Chris Heaton-Harris MP, the Rail Minister, commented: “We’ve come a long way since the era of metal levers, used by Victorian signallers to provide safe passage for trains rolling into and out of stations. Now it’s our turn to be modern transport pioneers as we build the railway of tomorrow.
“Today’s investment brings forward early investigation work with Network Rail engineers and suppliers on how best to roll out digital signalling across the rail network, reducing delays and improving safety in the long term.
“Our ambitious programme to modernise Britain’s rail network will support the supply chain by creating high-skilled jobs and boosting the economy, as we level up the country and build back better after COVID-19.
Under conventional signalling, the network can struggle to recover quickly following disruption, with a small delay on one part of the railway still causing knock-on delays hundreds of miles away, on other parts of the network, many hours later.
Using the latest digital technology, signallers receive much better real-time information about train movements, enabling them to communicate with train drivers continuously to reduce the impact of delays. This ‘in-cab’ system will mean an end to conventional signalling at the side of the tracks – first used in the Victorian era.
As part of this work, the department is engaging with suppliers of digital signalling, and with industry experts across the country, to learn from similar schemes and drive efficiency in the government’s nationwide programme to roll-out this technology on the railway, part of the commitment with industry in the rail sector deal.
The announcement of the new feasibility studies follows an investment of £350 million toward the East Coast Digital Programme that was announced in June 2020. This will introduce digital signalling on the East Coast main line between London King’s Cross and Stoke Tunnel in Lincolnshire.
Andy Jones, director of Operational Programme Delivery at Network Rail, said: “We’re delighted with this development funding, which reconfirms the DfT’s commitment to pursuing the long-term deployment plan for digital signalling on Britain’s railway.

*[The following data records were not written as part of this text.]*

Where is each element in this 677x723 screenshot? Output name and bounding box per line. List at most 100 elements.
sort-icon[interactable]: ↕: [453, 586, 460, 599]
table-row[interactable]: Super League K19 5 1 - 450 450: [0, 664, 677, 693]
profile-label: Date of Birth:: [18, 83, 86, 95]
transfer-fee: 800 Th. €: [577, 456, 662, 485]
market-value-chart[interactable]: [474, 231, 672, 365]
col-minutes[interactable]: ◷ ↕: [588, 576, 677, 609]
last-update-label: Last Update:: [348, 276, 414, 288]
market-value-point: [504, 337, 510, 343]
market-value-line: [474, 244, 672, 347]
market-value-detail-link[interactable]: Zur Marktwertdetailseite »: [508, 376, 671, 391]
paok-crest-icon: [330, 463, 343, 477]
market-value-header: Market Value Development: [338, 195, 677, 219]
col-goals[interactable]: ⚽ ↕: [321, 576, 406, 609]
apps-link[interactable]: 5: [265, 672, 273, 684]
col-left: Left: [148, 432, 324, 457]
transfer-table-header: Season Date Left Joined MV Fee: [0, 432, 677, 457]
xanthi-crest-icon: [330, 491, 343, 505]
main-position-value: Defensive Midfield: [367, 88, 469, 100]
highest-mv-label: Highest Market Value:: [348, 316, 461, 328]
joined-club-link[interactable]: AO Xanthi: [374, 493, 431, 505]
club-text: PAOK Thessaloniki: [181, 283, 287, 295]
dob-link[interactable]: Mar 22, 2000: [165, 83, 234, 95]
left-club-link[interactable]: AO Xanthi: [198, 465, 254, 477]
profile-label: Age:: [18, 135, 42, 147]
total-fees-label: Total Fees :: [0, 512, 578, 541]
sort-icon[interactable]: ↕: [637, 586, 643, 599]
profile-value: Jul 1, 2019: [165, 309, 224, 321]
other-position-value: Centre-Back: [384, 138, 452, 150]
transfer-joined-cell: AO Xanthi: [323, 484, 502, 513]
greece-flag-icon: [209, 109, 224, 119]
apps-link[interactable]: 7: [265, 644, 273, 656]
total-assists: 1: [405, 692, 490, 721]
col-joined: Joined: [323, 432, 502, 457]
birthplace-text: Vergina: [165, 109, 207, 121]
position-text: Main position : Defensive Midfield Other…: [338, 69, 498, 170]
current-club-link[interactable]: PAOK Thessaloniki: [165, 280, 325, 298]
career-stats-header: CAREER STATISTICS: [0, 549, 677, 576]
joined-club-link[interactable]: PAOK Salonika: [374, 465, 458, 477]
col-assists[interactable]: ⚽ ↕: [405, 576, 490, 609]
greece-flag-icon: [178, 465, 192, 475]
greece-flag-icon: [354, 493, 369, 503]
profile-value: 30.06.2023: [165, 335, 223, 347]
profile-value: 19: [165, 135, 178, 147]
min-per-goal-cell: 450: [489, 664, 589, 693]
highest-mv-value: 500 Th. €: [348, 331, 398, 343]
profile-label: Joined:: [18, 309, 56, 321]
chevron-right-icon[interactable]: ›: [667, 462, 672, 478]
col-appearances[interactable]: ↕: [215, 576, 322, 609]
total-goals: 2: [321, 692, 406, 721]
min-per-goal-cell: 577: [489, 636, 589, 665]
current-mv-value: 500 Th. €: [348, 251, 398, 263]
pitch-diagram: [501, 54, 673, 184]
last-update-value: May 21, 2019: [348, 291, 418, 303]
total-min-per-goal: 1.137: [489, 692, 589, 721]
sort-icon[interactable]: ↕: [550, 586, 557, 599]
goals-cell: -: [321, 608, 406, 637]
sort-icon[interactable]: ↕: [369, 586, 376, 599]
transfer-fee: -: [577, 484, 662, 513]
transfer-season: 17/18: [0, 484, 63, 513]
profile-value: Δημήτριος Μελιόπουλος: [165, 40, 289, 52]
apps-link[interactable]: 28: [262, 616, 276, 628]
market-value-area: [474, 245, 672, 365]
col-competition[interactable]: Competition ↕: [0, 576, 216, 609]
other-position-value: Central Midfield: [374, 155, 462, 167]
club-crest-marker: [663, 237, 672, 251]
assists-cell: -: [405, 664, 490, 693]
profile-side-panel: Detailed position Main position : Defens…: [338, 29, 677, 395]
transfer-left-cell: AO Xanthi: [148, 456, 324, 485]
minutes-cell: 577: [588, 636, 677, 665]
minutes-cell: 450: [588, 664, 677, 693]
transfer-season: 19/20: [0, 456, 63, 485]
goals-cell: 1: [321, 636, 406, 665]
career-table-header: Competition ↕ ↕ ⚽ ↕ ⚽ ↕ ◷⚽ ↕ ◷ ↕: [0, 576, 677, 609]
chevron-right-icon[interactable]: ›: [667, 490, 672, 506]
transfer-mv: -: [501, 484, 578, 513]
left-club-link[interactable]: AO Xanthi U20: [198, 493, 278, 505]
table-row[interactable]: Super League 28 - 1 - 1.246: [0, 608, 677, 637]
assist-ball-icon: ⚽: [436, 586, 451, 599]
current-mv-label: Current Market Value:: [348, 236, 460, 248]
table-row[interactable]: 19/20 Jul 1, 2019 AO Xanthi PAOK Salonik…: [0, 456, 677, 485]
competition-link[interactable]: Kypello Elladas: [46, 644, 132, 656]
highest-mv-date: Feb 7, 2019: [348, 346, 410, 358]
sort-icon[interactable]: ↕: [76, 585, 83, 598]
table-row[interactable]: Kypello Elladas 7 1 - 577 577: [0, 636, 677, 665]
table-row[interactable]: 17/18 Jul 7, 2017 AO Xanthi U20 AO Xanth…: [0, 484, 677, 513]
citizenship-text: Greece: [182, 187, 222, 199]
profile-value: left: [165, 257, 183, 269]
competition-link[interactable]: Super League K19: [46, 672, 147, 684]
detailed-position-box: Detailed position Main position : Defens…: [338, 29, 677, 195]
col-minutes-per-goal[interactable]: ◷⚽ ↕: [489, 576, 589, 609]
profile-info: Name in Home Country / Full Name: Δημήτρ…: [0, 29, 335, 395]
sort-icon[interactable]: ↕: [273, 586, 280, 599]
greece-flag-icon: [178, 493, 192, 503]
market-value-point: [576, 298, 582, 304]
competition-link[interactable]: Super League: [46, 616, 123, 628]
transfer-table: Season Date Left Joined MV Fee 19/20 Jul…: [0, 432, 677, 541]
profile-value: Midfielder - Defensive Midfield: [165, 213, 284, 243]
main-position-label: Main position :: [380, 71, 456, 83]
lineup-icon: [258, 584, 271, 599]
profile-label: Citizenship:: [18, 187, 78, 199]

“The first three schemes – on the East Anglia route, the West Coast main line and the Midland main line – will help drive forward the modern railway we all need.”
David Clarke, technical director of the Railway Industry Association (RIA), added: “With around 60 per cent of signalling equipment units on the UK rail network needing to be replaced over the next 15 years, rail suppliers will need to gear up to ensure they are ‘match fit’ for a significant amount of work, ensuring its rollout is delivered efficiently, to time and to budget, and in order to ensure value for money for taxpayers and passengers.
“New digital technology will improve the reliability and resilience of the network, providing better services for passengers and freight, and will create highly skilled jobs across the UK, at a time when they are vitally needed.
“Today’s investment is a positive step towards rolling out digital signalling and builds on the great work undertaken through the Rail Supply Group (RSG) deal, a joint collaboration between industry and government. The Railway Industry Association and our members very much look forward to working with government in delivering digital technology across the network.”